The Australian branch of an organisation that openly supports and advocates for Israel, and whose internal policies lead to the exclusion of dissenting voices, has repackaged itself as an ‘apolitical,’ pluralistic Jewish community group. With the help of the local press.
On Monday 23 March, the Australian Jewish News (AJN) reported that a staff member of a theatre in Sydney, The Red Rattler, had rejected a request from Hillel Sydney to rent the premises, with an email stating ‘Our policy does not support colonialism/Zionism. Therefore we do not host groups that support the colonization and occupation of Palestine.’ In response, New South Wales Jewish Board of Deputies CEO Vic Alhadeff wrote to the theatre manager on behalf of Hillel Sydney, complaining that Hillel had been discriminated against ‘based on conflicts taking place far from Australia,’ claiming that,
Hillel is an apolitical body which provides educational, cultural and social activities for Jewish students and young adults [and the decision was] at best ill-informed and at worst racist and discriminatory.
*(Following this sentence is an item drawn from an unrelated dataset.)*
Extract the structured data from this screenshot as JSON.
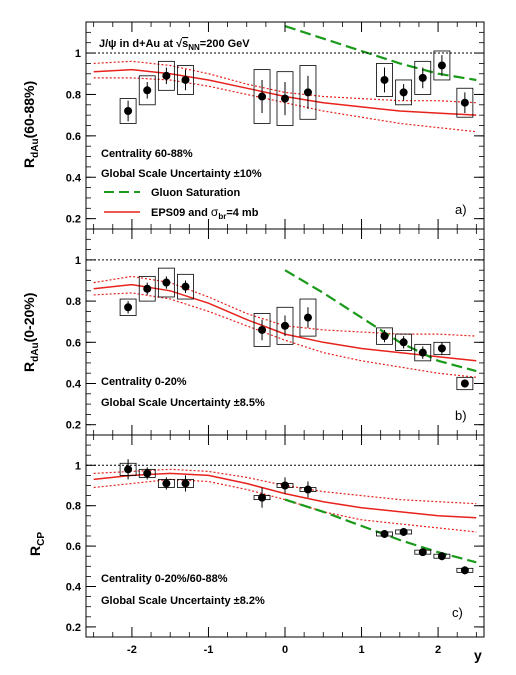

The theatre board subsequently sent a letter of apology to AJN, saying it ‘condemns racism of any kind.’ The Red Rattler is now a target of a growing online and media campaign to paint the small theatre as the headquarters of (some combination of) radical, leftist anarchist neo-Nazis.
Whether one agrees with the approach taken by the theatre staff member, it is arguable that the ‘global Hillel family’ – of which Hillel Sydney is a part – is boycottable for the partnership role it plays in Israeli government hasbara efforts. Alhadeff’s plea of political neutrality is insincere: it is Hillel which implicates itself in ‘conflicts taking place far’ away – and on the side of the occupier.
Hillel International practices exclusion and censorship in a bid to silence criticism of Israel’s human rights record including laws that racially discriminate against Palestinians. Hillel’s guidelines forbid chapters from hosting or organising events featuring speakers in support of BDS and those who oppose Israel’s self-declared status as a ‘Jewish and democratic state’ – a policy that has led to dissenting chapters’ dropping the Hillel name.